Para o Pentágono, a ofensiva russa na região do Donbass é "anémica" e "penosa", tendo em conta que agora estará a usar uma abordagem avessa ao risco para evitar as pesadas baixas sofridas na primeira fase da invasão. Por outro lado, segundo o Ministério da Defesa britânico, "é provável que mais de um quarto" das unidades postas ao serviço da invasão russa "estejam agora imobilizadas".

Os ucranianos têm outras indicações. Os serviços de informações da Defesa afirmam que a Rússia poderá anunciar a mobilização geral em breve e no terreno o Estado-Maior das Forças Armadas diz que as tropas russas estão a tentar tomar o controlo das cidades Rubizhne e Popasna, em Lugansk, e ganhar o controlo total sobre a região. As tropas russas estão também a avançar de Izyum, na região de Kharkiv, para sudeste, em direção a Donetsk. E a sul, a Rússia está a tentar tomar toda a região de Kherson.

Um novo pacote de sanções à Rússia deve incluir um embargo ao petróleo, de forma progressiva, e com a possibilidade de isentar países altamente dependentes como a Hungria. O sexto pacote de medidas contra o regime russo visará também o maior banco do país, o Sberbank, que será excluído do sistema internacional de pagamentos SWIFT.

Da reunião de ministros da Energia e do Ambiente da União Europeia saiu a advertência de que os 27 devem preparar-se para uma possível rutura total no fornecimento de gás da Rússia, depois de Moscovo já o ter feito à Polónia e à Bulgária. A Rússia passou a exigir aos "países hostis", designação que inclui os Estados-membros da UE, o pagamento do gás em rublos, uma forma de contornar as sanções financeiras ocidentais contra o seu banco central. No final do mês vários países deveriam renovar os contratos de fornecimento. Para a Comissão Europeia é inaceitável o pagamento em rublos. Mas não há certeza de como todos os países irão proceder.

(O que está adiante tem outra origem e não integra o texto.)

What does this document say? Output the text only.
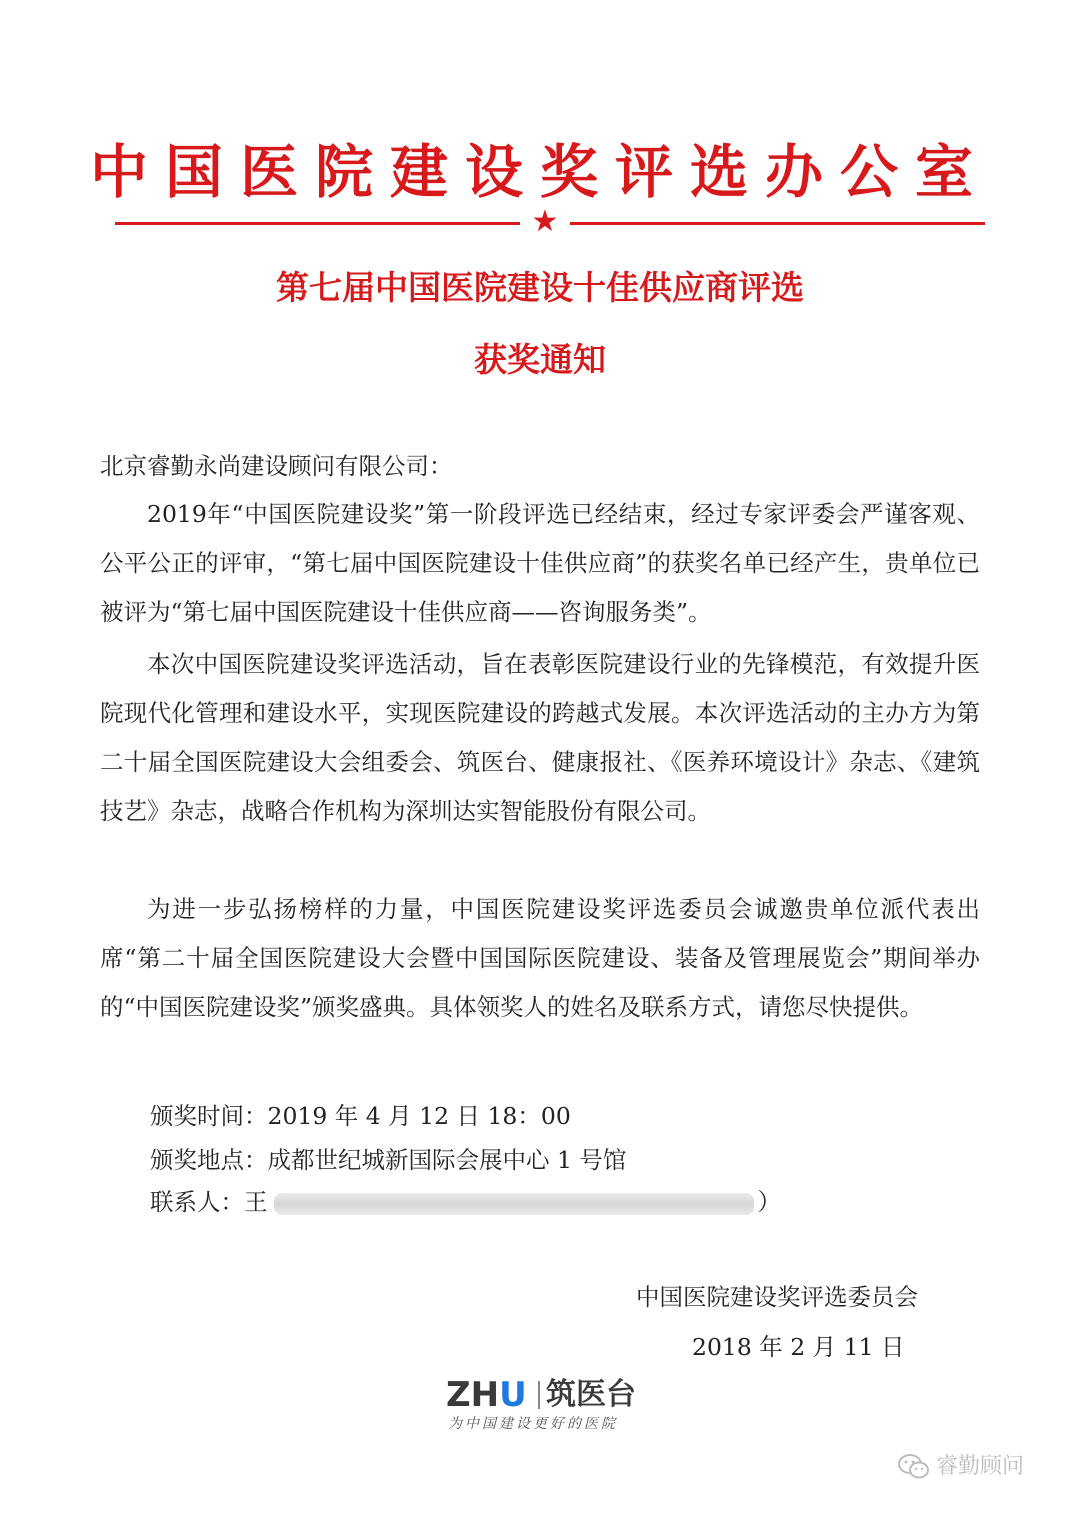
中国医院建设奖评选办公室
★
第七届中国医院建设十佳供应商评选
获奖通知
北京睿勤永尚建设顾问有限公司：
2019年“中国医院建设奖”第一阶段评选已经结束，经过专家评委会严谨客观、公平公正的评审，“第七届中国医院建设十佳供应商”的获奖名单已经产生，贵单位已被评为“第七届中国医院建设十佳供应商——咨询服务类”。
本次中国医院建设奖评选活动，旨在表彰医院建设行业的先锋模范，有效提升医院现代化管理和建设水平，实现医院建设的跨越式发展。本次评选活动的主办方为第二十届全国医院建设大会组委会、筑医台、健康报社、《医养环境设计》杂志、《建筑技艺》杂志，战略合作机构为深圳达实智能股份有限公司。
为进一步弘扬榜样的力量，中国医院建设奖评选委员会诚邀贵单位派代表出席“第二十届全国医院建设大会暨中国国际医院建设、装备及管理展览会”期间举办的“中国医院建设奖”颁奖盛典。具体领奖人的姓名及联系方式，请您尽快提供。
颁奖时间：2019 年 4 月 12 日 18：00
颁奖地点：成都世纪城新国际会展中心 1 号馆
联系人：王	）
中国医院建设奖评选委员会
2018 年 2 月 11 日
ZHU 筑医台
为中国建设更好的医院
睿勤顾问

Israel exige retratação de Lavrov

O Ministério dos Negócios Estrangeiros de Israel convocou o embaixador russo em Telavive, Anatoly Viktorov, após o ministro dos Negócios Estrangeiros Sergei Lavrov ter sugerido que Hitler tinha raízes judaicas, ao mesmo tempo que atacava o presidente ucraniano. No domingo, em declarações a jornalista italianos, Lavrov defendeu a afirmação da Rússia de que está a tentar "desnazificar" a Ucrânia, tendo dito que não importava que o presidente Zelensky fosse judeu, porque "Adolf Hitler também tinha sangue judeu" - uma alegação sem provas. "O sábio povo judeu diz que os maiores antissemitas são geralmente judeus", afirmou ainda o ministro russo.

Estas declarações fizeram com que o primeiro-ministro israelita saísse do quase silêncio em que se encontra sobre a invasão russa. Telavive quer manter a coordenação militar com Moscovo no que respeita à Síria e poder servir como mediador em negociações de paz. "A utilização do Holocausto do povo judeu como uma arma de arremesso político deve cessar de imediato", disse Naftali Bennett.

Já o ministro dos Negócios Estrangeiros Yair Lapid disse que Lavrov tinha feito "uma declaração imperdoável e ultrajante" e exigiu um pedido de desculpas. "Os judeus não se mataram a si próprios no Holocausto. O nível mais baixo de racismo contra os judeus é acusar os próprios judeus de antissemitismo. Os ucranianos não são nazis, apenas os nazis eram nazis, apenas eles levaram a cabo o extermínio sistemático dos judeus", disse.